Uncertainty regarding continued reliance on natural attenuation processes for remediation at gasoline-contaminated sites has increased over the past several years due to the addition of methyl tert-butyl ether (MTBE) to gasoline and its subsequent detection in groundwater on a national scale. Contrary to early reports of MTBE recalcitrance, a review of recent literature and of on-going studies suggests that this compound is biodegradable by a wide range of microorganisms. Both mixed and pure bacterial and fungal cultures have been shown to partially degrade or completely mineralize MTBE. MTBE and its major metabolic intermediate, and tert-butyl alcohol (TBA), can either be utilized as sole sources of carbon and energy or degraded cometabolically by cultures grown on alkanes or aromatic compounds. In laboratory studies, MTBE degradation has been shown to occur under aerobic conditions with half-lives ranging from 0.04 to 29 days. In addition, field scale ex-situ fixed-film and suspended growth bioreactors have been shown to successfully remove MTBE with efficiencies ranging from 83 to 96% with hydraulic residence times ranging from 0.3 hours to 3 days. While in some instances MTBE and TBA were degraded in aquifer microcosms from gasoline-contaminated sites, the evidence to date suggests that the bioattenuation of MTBE in subsurface environments is mostly a function of site-specific conditions. Specifically, the rates of MTBE and TBA biotransformation in the field appear to be heavily correlated to dissolved oxygen concentrations and to groundwater velocities.
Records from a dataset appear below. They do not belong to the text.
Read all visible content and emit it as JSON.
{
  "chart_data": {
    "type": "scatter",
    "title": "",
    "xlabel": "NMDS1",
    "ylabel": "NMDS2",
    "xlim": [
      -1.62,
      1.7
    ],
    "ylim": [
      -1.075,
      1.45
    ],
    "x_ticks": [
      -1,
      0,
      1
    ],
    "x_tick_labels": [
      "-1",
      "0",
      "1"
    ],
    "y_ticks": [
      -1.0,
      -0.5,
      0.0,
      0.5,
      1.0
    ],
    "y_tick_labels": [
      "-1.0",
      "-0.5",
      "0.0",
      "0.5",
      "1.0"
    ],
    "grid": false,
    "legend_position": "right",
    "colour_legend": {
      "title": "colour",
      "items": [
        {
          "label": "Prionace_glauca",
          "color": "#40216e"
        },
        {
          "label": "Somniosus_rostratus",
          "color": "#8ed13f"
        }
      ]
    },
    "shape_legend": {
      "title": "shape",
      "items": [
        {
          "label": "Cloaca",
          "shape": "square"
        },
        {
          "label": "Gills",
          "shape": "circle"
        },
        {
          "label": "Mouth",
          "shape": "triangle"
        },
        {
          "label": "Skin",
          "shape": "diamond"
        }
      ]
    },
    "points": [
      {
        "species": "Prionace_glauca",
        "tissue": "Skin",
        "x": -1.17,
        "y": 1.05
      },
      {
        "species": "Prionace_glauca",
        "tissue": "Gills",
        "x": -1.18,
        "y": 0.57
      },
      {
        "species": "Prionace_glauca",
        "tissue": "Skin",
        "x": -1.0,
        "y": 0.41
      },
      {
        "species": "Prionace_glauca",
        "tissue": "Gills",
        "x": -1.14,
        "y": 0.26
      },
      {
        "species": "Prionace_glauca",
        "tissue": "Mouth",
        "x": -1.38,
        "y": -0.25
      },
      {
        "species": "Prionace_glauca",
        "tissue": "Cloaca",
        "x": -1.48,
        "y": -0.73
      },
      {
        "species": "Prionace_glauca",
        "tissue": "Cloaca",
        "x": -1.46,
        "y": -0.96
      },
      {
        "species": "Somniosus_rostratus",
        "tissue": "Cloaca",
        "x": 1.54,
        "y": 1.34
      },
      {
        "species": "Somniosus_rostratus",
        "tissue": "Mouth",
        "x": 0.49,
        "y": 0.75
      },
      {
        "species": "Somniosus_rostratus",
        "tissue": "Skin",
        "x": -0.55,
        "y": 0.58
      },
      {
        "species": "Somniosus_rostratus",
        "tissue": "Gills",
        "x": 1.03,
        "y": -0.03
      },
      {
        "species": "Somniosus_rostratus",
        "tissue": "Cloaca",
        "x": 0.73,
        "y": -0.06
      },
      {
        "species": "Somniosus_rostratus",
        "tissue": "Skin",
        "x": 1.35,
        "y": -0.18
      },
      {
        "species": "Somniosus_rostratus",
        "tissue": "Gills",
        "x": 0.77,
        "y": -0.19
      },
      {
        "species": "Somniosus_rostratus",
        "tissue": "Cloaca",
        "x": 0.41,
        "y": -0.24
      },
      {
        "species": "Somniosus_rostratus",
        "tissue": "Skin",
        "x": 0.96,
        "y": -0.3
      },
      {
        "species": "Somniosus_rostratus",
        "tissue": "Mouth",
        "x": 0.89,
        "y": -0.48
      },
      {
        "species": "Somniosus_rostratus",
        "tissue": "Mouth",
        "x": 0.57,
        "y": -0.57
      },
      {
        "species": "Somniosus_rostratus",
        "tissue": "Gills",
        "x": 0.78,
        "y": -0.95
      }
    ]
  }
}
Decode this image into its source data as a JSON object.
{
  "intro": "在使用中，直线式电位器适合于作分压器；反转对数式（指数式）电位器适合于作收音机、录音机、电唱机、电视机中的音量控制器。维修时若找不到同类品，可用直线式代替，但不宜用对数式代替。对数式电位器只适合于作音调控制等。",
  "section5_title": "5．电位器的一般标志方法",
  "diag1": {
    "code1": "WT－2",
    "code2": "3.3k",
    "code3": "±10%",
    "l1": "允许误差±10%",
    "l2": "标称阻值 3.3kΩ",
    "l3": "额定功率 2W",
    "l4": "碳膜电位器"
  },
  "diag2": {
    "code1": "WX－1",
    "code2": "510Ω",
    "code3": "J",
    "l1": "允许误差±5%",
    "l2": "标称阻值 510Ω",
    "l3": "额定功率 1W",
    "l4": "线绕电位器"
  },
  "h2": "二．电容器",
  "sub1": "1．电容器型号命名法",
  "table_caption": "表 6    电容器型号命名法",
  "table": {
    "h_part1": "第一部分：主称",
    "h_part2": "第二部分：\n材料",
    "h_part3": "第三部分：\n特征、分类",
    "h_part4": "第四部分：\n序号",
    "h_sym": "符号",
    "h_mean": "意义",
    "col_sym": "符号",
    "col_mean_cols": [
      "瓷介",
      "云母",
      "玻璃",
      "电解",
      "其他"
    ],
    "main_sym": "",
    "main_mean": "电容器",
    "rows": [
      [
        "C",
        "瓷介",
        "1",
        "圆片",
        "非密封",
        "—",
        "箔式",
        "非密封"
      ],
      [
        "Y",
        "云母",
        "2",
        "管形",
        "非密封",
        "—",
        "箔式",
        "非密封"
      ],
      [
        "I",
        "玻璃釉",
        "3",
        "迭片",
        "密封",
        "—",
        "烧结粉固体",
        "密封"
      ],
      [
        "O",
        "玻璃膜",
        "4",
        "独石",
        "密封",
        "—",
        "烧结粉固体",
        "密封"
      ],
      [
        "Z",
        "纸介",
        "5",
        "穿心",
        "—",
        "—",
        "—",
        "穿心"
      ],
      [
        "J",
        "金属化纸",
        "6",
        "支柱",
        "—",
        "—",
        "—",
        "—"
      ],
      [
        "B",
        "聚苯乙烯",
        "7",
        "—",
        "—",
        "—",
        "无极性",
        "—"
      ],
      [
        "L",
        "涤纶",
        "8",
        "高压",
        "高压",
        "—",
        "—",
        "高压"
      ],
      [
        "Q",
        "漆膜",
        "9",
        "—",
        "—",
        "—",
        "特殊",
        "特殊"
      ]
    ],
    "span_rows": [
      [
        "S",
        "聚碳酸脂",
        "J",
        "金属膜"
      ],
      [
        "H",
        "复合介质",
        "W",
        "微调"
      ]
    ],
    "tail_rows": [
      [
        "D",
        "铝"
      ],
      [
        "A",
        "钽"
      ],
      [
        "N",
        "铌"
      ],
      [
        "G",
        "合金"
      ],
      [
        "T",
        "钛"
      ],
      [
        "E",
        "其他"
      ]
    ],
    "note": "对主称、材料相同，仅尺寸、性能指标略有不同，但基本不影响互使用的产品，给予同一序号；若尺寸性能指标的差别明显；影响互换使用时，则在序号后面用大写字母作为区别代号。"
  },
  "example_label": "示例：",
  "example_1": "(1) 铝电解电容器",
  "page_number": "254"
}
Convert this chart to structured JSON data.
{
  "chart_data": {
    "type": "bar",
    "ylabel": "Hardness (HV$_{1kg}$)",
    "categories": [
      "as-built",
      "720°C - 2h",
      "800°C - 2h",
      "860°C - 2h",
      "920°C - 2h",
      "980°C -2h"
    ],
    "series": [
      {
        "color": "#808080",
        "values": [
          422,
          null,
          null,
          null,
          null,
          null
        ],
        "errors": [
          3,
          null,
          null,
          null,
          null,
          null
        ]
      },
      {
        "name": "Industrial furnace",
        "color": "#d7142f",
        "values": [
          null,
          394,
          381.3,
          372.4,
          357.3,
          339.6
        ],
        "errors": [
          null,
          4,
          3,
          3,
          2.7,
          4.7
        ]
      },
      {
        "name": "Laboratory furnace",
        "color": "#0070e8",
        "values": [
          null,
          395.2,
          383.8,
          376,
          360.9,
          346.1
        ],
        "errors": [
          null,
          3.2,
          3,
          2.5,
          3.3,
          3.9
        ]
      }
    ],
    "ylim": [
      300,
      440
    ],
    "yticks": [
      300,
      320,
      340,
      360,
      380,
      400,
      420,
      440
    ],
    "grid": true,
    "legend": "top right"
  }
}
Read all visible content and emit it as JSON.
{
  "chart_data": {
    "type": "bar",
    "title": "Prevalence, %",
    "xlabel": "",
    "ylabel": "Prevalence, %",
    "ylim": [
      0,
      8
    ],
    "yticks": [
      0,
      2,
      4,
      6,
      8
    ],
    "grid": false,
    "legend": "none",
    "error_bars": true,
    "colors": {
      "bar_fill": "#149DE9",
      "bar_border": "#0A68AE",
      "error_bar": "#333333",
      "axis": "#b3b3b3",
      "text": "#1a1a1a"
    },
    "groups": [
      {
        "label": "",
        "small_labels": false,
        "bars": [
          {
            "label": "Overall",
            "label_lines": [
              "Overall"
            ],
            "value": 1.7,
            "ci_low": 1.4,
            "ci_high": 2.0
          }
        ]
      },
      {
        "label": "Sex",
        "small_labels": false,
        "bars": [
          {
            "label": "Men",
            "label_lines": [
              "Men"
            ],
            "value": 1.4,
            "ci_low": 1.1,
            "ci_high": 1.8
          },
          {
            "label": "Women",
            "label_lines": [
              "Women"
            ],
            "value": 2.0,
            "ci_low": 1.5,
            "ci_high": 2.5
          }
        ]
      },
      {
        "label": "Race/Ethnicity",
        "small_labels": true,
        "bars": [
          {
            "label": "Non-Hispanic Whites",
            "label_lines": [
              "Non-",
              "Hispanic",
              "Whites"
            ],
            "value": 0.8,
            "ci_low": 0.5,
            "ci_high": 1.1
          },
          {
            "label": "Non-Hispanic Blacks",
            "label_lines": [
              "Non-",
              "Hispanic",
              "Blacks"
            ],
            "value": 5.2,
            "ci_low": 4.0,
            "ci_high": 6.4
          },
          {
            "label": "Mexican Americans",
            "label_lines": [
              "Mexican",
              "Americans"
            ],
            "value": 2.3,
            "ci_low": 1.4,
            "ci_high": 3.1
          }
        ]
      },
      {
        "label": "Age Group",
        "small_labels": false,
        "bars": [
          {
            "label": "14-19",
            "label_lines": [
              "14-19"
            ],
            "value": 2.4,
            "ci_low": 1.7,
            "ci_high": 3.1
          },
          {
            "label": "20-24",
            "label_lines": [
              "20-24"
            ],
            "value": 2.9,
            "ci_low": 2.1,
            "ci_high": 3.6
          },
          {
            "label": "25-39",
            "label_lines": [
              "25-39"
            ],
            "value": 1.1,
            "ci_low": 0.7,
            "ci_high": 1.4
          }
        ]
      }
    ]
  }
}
This paper will focus on the most frequently asked questions regarding the potential for success of intrinsic biological processes as an attenuation mechanism for MTBE and TBA in the field. The current understanding of the factors limiting MTBE bioattenuation in the environment will be evaluated. Important parameters for optimizing MTBE and TBA biodegradation rates will be discussed as well as limitations that may impede the application of successful bioremediation strategies. Several key issues will be reviewed in detail including the potential accumulation of rate limiting intermediates during MTBE degradation, the effect of co-contaminants on MTBE biotransformation rates and the observed dependency of MTBE and TBA biodegradation on dissolved oxygen concentrations. Finally, bioattenuation will be compared to in situ conventional and emerging technologies for MTBE and TBA removal in the context of effectiveness for all contaminants of concern, reliability, risk reduction potential and cost.